If You Call His Name featuring Lucy Jane Rutherford from the album Precious recorded and produced by Ross Gill
Regular readers of this blog will know that I am not a fan of evolution, especially when it is taught in schools as almost a fact rather than a theory.
With this in mind I was interested to read about the water scavenger beetle and thought it worth sharing.
This is a water scavenger beetle, and it does something that should not work if life were built by chance. It walks upside down just beneath the surface of the water, pressed against it, calmly strolling as if gravity does not apply. It does not swim. It does not rush. It simply walks. Scientists observe that a trapped air layer keeps it from sinking, yet that air should collapse or break apart. Somehow it stays perfectly intact.

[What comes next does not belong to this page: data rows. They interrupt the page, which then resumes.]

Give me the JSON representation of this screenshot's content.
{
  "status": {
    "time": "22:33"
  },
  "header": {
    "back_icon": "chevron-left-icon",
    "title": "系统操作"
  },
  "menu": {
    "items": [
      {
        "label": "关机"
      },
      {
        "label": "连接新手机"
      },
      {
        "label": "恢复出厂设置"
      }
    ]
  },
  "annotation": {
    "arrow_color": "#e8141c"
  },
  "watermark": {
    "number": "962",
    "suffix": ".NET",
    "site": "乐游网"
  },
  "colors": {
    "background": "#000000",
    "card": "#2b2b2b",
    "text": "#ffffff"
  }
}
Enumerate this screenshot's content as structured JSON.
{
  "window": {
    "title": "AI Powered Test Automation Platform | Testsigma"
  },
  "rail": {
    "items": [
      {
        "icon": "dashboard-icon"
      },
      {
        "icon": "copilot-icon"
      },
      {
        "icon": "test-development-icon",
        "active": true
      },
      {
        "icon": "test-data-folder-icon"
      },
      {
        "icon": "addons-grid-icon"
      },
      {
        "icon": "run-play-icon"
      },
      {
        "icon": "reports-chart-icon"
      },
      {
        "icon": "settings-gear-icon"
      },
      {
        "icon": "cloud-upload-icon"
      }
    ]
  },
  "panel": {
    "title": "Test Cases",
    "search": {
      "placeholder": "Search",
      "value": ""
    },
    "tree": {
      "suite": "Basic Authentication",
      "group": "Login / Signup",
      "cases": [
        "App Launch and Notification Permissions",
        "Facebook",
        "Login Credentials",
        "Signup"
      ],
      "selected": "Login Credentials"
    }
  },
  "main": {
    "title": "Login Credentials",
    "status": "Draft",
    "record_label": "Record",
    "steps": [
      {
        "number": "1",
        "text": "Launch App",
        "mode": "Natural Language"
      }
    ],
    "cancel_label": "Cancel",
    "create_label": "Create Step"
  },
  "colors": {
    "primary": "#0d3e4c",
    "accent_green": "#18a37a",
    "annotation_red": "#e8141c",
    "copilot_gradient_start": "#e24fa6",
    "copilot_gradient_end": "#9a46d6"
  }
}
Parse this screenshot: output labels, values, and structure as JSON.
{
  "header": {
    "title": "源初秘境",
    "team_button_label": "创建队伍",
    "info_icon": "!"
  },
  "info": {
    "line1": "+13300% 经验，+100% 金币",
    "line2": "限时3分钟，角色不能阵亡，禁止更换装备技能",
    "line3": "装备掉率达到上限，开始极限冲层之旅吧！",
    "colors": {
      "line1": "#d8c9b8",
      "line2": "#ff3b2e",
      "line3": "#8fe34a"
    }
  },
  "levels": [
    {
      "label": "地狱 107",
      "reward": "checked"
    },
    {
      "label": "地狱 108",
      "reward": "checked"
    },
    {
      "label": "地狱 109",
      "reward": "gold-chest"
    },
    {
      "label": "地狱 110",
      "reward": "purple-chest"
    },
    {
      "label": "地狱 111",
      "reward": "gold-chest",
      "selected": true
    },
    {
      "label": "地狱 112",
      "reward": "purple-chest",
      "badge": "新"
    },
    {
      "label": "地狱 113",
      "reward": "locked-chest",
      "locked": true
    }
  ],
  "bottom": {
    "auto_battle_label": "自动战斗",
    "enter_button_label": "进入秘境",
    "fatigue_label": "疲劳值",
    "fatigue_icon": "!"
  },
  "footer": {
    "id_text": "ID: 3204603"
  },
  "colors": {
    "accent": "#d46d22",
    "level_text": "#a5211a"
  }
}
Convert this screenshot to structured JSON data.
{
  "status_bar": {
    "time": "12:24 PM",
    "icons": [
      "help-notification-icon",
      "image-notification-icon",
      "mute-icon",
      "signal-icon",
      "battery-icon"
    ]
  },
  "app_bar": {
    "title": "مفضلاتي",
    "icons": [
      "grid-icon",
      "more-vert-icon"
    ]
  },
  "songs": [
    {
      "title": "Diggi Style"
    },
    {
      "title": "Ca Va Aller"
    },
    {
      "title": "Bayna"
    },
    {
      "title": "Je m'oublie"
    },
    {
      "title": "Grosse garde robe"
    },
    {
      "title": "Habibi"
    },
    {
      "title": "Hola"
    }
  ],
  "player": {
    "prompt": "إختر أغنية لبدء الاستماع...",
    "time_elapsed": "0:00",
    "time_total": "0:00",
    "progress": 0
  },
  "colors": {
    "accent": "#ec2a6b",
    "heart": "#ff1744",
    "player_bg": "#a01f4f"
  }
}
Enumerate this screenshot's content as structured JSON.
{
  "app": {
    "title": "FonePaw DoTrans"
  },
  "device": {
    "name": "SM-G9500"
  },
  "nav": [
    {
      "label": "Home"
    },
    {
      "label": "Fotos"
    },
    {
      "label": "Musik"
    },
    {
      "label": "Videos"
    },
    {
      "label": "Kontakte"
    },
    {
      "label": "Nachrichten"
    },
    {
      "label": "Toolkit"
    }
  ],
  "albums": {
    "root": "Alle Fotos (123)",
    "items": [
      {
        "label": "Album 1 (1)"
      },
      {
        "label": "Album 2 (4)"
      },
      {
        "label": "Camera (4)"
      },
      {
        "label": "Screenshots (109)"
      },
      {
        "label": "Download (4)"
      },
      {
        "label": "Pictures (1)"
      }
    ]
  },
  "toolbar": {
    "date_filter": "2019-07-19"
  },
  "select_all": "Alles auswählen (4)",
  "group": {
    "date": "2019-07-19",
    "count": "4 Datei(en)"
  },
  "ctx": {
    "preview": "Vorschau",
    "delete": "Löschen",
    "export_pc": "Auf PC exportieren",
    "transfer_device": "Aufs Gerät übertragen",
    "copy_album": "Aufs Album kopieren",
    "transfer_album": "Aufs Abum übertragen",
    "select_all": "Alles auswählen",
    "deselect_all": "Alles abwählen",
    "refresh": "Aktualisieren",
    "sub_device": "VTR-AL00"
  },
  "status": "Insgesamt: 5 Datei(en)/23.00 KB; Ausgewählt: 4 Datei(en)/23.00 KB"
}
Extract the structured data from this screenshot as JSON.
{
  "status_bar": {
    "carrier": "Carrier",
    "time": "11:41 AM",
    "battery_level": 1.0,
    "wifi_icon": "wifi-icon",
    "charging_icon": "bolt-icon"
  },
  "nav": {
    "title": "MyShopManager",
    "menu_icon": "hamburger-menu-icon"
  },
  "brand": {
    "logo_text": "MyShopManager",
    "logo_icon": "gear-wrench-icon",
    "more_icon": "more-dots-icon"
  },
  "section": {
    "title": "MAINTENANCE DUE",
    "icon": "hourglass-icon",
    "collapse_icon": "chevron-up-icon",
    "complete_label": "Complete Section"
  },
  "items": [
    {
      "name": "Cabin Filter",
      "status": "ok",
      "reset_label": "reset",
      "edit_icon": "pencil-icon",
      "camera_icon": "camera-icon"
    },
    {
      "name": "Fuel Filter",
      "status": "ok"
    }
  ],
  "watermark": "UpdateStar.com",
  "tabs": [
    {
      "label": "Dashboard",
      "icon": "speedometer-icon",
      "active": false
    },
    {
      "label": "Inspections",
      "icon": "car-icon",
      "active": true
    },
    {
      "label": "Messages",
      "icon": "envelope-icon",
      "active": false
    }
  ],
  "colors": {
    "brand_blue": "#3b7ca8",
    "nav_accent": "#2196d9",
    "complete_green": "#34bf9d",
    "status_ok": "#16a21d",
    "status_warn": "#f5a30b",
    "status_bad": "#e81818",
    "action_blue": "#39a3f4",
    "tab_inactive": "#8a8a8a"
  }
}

Even more astonishing, the beetle creates no surface ripples. No disturbance. No signal to predators above. It breathes underwater by holding a thin layer of air beneath its hardened wing covers called elytra. That air connects directly to its breathing pores, the spiracles, forming a built in life support system that works flawlessly from the start.
Now ask the question evolution refuses to answer. How did the first beetle survive without drowning while this system was supposedly incomplete. How long did it take to figure out ripple free movement. How many generations died before this precise balance worked. The honest answer is simple. It did not evolve its way into survival. It was designed for it. This beetle is not an accident of time. It is a deliberate work of God’s creation, engineered to function perfectly from the very beginning.